Cette explication ne tient cependant pas suffisamment compte du fait que
la rhétorique de Netanyahou épouse parfaitement l’état d’esprit paradoxal
de l’électorat israélien. Les sondages nous montrent constamment que
70% des Israéliens sont favorables à une solution à deux Etats. Dès lors,
pourquoi la population israélienne penche-t-elle toujours plus vers la
droite depuis dix ans ? Pourquoi Netanyahou est-il si populaire en Israël ?
Et pourquoi l’opinion israélienne est-elle à ce point incapable d’accepter
les critiques sur la politique menée ?
Ce phénomène peut être compris comme une tendance universelle de l’esprit
humain découverte par la recherche en psychologie existentielle depuis
une vingtaine d’années. Sous l’effet d’une menace, et particulièrement
d’une menace mortelle, les humains tendent à réagir psychologiquement en
se retranchant sur leurs visions des choses. Ces positions, qui incluent
les discours identitaires sur le bon droit, deviennent de plus en plus
rigides dans ces circonstances, conduisant à toujours plus de méfiance, de
haine et de préjugés envers les autres « factions ». Toute critique de
son camp ou de ses positions est alors catégoriquement rejetée.

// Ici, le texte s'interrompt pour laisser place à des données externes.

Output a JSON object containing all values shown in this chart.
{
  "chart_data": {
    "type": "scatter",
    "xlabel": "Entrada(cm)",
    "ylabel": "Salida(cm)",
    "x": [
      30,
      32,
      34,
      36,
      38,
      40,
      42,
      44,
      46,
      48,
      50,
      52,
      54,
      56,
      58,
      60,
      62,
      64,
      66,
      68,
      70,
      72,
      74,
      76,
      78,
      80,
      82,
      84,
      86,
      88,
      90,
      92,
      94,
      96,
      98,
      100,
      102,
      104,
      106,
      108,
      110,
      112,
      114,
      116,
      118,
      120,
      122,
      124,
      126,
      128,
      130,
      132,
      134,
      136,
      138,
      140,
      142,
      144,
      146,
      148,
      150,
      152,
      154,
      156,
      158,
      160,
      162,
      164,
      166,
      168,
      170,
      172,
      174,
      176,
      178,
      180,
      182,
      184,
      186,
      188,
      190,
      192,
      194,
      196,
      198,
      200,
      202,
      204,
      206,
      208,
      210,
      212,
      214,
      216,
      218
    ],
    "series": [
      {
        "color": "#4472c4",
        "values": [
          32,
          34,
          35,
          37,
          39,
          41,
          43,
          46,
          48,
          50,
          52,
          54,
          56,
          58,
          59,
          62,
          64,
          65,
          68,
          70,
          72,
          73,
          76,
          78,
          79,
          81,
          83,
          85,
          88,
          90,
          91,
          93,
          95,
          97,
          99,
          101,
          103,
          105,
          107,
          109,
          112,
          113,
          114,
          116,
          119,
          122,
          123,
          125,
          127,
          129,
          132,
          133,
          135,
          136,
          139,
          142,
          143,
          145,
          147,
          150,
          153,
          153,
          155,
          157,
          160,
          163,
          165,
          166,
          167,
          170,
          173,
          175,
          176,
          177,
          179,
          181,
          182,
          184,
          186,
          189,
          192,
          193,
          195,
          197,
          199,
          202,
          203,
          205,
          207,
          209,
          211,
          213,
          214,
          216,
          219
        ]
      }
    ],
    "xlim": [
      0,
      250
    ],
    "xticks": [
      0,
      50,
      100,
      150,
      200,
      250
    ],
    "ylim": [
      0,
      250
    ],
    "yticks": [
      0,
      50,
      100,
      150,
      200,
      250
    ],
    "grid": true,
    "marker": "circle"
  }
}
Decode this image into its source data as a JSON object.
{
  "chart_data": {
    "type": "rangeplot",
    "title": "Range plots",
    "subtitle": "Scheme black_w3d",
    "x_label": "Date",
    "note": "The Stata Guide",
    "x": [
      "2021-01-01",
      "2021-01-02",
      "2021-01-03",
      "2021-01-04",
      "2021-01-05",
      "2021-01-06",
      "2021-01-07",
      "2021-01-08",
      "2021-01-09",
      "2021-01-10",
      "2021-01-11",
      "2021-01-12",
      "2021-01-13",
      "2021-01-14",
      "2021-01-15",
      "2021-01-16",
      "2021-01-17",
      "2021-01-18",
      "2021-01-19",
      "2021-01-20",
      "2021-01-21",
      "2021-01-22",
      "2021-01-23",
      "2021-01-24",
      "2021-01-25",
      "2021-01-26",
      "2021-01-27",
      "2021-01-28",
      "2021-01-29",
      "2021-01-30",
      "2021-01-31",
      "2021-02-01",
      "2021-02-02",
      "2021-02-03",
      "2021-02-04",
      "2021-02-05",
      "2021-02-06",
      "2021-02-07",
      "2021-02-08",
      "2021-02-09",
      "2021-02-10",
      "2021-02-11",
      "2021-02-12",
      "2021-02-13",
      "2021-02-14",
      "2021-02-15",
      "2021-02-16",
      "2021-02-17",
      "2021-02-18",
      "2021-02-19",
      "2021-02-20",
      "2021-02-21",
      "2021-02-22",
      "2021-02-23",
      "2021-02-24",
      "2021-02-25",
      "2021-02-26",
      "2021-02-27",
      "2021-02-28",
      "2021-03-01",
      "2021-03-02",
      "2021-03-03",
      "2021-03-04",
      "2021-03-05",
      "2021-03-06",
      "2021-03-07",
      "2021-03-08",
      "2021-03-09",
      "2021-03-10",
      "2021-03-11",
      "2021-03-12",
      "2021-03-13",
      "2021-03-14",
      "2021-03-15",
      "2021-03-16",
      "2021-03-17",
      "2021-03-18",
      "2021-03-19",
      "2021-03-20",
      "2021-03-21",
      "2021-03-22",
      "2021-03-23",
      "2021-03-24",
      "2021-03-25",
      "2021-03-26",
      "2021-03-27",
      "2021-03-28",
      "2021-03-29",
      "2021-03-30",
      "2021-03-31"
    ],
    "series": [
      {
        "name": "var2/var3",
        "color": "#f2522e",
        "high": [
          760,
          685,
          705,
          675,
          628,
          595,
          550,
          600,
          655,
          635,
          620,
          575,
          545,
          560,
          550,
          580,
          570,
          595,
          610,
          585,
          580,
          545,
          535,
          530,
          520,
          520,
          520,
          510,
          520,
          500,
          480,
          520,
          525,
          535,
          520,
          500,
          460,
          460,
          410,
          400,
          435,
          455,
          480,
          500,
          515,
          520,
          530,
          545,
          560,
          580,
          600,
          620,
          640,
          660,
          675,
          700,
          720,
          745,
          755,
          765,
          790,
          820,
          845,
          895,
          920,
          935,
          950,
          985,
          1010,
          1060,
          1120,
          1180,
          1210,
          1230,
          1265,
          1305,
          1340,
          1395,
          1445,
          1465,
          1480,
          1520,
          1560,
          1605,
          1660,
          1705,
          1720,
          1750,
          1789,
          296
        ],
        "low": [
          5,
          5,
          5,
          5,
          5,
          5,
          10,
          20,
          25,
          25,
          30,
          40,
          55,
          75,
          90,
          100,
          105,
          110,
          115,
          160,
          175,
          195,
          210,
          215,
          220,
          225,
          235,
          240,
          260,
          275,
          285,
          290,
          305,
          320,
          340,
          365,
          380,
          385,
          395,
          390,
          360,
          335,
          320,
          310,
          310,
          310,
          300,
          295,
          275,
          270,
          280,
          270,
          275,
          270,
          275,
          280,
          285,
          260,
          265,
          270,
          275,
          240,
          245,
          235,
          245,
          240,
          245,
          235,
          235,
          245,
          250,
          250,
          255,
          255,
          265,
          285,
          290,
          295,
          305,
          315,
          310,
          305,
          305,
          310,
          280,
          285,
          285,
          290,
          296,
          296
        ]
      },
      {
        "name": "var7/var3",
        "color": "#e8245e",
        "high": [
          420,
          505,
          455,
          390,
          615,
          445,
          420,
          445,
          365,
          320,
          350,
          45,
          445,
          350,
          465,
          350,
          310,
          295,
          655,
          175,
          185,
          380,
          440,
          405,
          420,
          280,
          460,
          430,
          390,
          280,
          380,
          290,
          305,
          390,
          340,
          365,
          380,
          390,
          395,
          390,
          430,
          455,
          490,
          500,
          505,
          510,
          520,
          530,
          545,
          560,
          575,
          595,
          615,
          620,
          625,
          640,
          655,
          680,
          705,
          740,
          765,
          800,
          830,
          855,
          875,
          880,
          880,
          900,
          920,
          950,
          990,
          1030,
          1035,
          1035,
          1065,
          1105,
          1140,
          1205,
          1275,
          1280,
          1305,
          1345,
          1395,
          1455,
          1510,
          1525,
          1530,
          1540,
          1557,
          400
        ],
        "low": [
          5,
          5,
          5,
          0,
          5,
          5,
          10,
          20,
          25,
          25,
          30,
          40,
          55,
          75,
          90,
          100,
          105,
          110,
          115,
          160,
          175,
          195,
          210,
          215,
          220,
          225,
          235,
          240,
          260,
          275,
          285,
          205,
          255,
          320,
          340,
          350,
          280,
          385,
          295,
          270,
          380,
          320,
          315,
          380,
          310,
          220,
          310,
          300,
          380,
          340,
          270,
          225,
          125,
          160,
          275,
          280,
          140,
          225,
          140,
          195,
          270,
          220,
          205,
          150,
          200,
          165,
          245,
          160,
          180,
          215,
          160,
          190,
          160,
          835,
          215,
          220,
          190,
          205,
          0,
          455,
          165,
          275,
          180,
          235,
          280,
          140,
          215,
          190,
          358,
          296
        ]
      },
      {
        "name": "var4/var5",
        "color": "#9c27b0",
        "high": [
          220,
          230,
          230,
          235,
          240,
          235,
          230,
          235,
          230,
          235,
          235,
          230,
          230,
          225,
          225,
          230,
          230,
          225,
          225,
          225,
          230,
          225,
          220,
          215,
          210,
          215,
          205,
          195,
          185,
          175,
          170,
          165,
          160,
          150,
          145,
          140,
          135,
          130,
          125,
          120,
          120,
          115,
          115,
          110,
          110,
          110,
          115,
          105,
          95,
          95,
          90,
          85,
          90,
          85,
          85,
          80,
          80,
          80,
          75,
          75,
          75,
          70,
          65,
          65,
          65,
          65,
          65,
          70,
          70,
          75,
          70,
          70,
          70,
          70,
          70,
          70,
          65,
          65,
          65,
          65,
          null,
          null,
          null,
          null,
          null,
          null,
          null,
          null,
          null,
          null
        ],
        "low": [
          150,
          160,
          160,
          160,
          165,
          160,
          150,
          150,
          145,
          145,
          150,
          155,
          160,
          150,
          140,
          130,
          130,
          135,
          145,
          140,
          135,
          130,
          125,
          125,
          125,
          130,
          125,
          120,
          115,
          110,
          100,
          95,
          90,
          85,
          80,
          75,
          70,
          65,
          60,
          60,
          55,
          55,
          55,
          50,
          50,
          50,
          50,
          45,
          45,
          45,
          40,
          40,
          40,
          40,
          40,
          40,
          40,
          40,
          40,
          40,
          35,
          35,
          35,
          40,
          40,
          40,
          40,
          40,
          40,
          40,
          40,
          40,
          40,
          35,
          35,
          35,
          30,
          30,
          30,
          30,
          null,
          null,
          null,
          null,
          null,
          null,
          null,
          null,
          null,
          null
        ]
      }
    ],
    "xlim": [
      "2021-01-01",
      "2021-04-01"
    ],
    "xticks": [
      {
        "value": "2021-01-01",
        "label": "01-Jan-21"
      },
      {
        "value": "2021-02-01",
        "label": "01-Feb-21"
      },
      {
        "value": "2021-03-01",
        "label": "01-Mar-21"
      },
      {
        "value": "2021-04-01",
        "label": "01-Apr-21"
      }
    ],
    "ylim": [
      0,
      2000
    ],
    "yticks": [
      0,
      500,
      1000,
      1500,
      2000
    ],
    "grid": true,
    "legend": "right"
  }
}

Cette théorisation du virage à droite de la société israélienne reflète la
sensation d’une menace existentielle. Pour un observateur extérieur, cela
peut sembler absurde, si l’on a conscience qu’Israël est une puissance
militaire régionale d’envergure, disposant de l’arme nucléaire, tandis
que les Palestiniens n’ont même pas d’ armée. Il n’en demeure pas moins
que les sondages montrent régulièrement que les Israéliens s’inquiètent
profondément pour la survie du pays.
Une partie de l’explication est évidente : deux menaces réelles sont
apparues ces dernières années. La première est la possibilité que l’Iran
accède au statut de puissance nucléaire, une éventualité que la plupart
des Israéliens considèrerait comme une catastrophe. La seconde menace
provient de groupes comme le Hezbollah et la Hamas, qui sont passés de la
tactique des attentats-suicides au bombardement à la roquette sur Israël.
Pour la première fois depuis 1973, l’Etat d’Israël fait face à une menace
militaire contre laquelle il n’y pas de réponse immédiatement efficace.
En conséquence, Israël a lancé deux attaques massives, au Liban en 2006 et
contre la bande de Gaza à la fin de 2008 avec l’idée que le prix à payer
pour ces bombardements doit être une vague de destruction à grande
échelle. Cela a évidemment conduit à un isolement international sans
précédent.
L’électorat israélien a réagi a cette série d’événements exactement comme
le prédit la psychologie existentielle : pendant l’opération « plomb durci
», les Israéliens étaient incapables de tolérer la moindre critique
concernant les destructions massives à Gaza, et aux élections de 2009, la
droite a triomphé tandis que la gauche était balayé.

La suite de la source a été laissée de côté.